New idea for a Shepard Function Generator....
Magnus Danielson
magnus at analogue.org
Sat Sep 12 17:48:20 CEST 1998
>>>>> "CC" == Chris Crosskey <chrisc at zetnet.co.uk> writes:
CC> Hi Folks....
CC> I've had a sort of idea, and I've talked it over with JH and he seems to think
CC> it's sane........
CC> Basicaly the problem with Shep Functions is you've either got to build a true
CC> octature oscillator (pretty damn hard) or you've got to build seven 45 degree
CC> phase shifters that work over a decent frequency range (pretty damn hard as
CC> well)....the problem is the 45 degree shift.... well I can guarantee and
CC> absolutely locked 45 degree shift....#
CC> Basically my idea consists of a dual pot of about a meg or so with one pot in
CC> the frequency control of a 555 timer circuit. This feeds a 4022 divide by 8
CC> counter, if the 555 is running at 8x the speed you want for the Shep function
CC> then you've got 8 outputs 45 degrees apart at the Shep speed......

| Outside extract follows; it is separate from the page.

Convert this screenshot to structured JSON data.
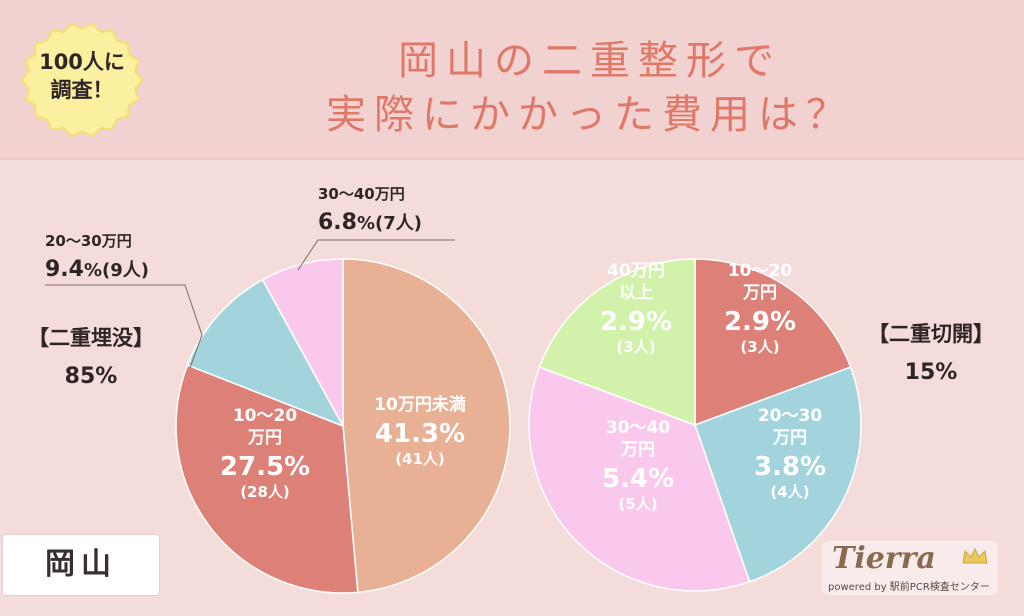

CC> These eight outputs act as resets on eight separate integrators being fed
CC> current from buffers running off the other part of the dual pot. If the pot is a
CC> Meg and you put 15V into one side and a 10K resistor between the other side and
CC> ground then the output (centre) sweeps between 0.15V and 15V in a basically
CC> loinear fashion. This ensures that as the clock speed of the 555 goes up
CC> (basically linear if all you want is 100:1) then the current being seen by each
CC> integrator goes up, therfore the reset voltage on the integrators stays
CC> constant......try to match the caps in the integrators and trim it in on the
CC> resistance. The voltage at output of the integrators will be pretty low so amp
CC> up to 8V P-P (probably best off trimming here rather than at the integrator
CC> iteself) .....Then you need to extract a 0-10V triangle wave from the sawteeth
CC> and you have a Shep generator...
CC> OK bad points....no VC, good points no insanely matched components. I make it
CC> one 555 a 4022, eight TLO74's and a bunch of R's and C's.....
CC> If you want VC then you'll need to give it an input for a VCO and one for the
CC> control voltage for the VCO, you'll need a clock divider for the VCO and an expo
CC> converter built into the integrator stage, however you'll only need one expo
CC> converter but with eight outputs, so that's nine matched transistors.....
CC> Anybody willing to run with this, I'm busy ATM so don't hold your breath waiting
CC> for my version.....remember where you heard it first......
All this rings a familiar bell, it sounds like something similar to
the Paia Shepard kit. Just looking at the theory description of it is
quite enlightening. The Shepard kit has CV and envelope out for 8
VCO/VCA stacks.
The Paia kit will do a similar arthmetic in the digital domain but
messing around with the upper bits of the counter in order to generate
the 16 diffrent versions.
I have been thinking about some voltage tricks to achieve similar
effects using just op-amp cursuits from a common oscillator.
The benefit of such a cursuit would be CV-in/CV-out. Look at it as a
saw-wave VCO followed by a custom waveshaper. A gut feeling says that
it can be done but I also think that some minor CMOS coulp help the
sequencing and thus propably reduce the complexity.
I think that your cursuit probably could benefit from taking a good
VCO instead of the 555 to benefit the CV properties. Actually, when
you consider the full complexity of the Shepard generator in action I
think you can motivate the better oscillator.